Question: {question}
Context: {context}
Answer:
"""
prompt = ChatPromptTemplate.from_template(template)

In [None]:
# embedding and generating vectorstore
from langchain_huggingface import HuggingFaceEmbeddings
embeddings = HuggingFaceEmbeddings(
    model_name="sentence-transformers/all-MiniLM-L6-v2"
)

texts = [chunk.page_content for chunk in text_chunks]
vectorstore = FAISS.from_texts(texts, embeddings)

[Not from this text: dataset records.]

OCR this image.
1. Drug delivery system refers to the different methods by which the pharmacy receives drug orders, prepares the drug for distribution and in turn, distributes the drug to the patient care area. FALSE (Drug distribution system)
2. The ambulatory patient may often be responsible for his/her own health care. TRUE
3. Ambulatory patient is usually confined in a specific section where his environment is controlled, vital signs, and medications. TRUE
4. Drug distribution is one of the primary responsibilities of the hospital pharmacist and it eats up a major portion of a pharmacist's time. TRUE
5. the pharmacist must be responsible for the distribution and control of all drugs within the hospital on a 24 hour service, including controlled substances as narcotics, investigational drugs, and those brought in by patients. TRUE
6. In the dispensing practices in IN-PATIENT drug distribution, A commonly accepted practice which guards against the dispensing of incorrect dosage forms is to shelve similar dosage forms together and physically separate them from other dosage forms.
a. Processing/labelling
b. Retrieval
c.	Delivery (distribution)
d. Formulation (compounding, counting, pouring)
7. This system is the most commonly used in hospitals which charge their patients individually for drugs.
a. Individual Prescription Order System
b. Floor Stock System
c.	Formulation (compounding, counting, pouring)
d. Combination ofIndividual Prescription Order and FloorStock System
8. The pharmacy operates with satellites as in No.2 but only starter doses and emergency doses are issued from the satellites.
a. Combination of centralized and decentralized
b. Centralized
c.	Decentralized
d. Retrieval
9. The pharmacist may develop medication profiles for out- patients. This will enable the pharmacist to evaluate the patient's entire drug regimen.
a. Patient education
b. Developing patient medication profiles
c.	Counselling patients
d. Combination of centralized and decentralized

  from .autonotebook import tqdm as notebook_tqdm





In [9]:
from langchain.schema.output_parser import StrOutputParser
from langchain.schema.runnable import RunnablePassthrough
from langchain_ollama import OllamaLLM


retriever = vectorstore.as_retriever(search_kwargs={"k": 2})

llm_model = OllamaLLM(
    model="llama3.1:latest",
    base_url="http://localhost:11434"
)

output_parser = StrOutputParser()
rag_chain = (
    {"context": retriever, "question": RunnablePassthrough()}
     | prompt | llm_model | output_parser)



In [10]:
question = "suggest a fiber rich food?"
response = rag_chain.invoke(question)
print(f"Answer: {response}")

Answer: Almonds are a fiber-rich food option. According to the nutritional information provided, one ounce of almonds contains approximately 3.5 grams of fiber. This can contribute to daily dietary needs for healthy digestion and satiety.


In [11]:
question = "Create a protein rich diet?"
response = rag_chain.invoke(question)
print(f"Answer: {response}")

Answer: To create a protein-rich diet, include foods high in protein such as chicken breast and yogurt. Chicken breast is a great source of protein with 31g per 100g. Yogurt is also rich in protein with 10g per 100g. Both are low in fat and calories, making them ideal for healthy diets. Eat chicken breast 2-3 times a week or as part of your main meals. Add yogurt to your breakfast or snack time for an extra protein boost. You can also include other protein-rich foods like fish, eggs, and legumes. Aim to consume at least 1g of protein per kilogram of body weight daily. This will help you meet your protein needs. Consult a healthcare professional or registered dietitian for personalized advice.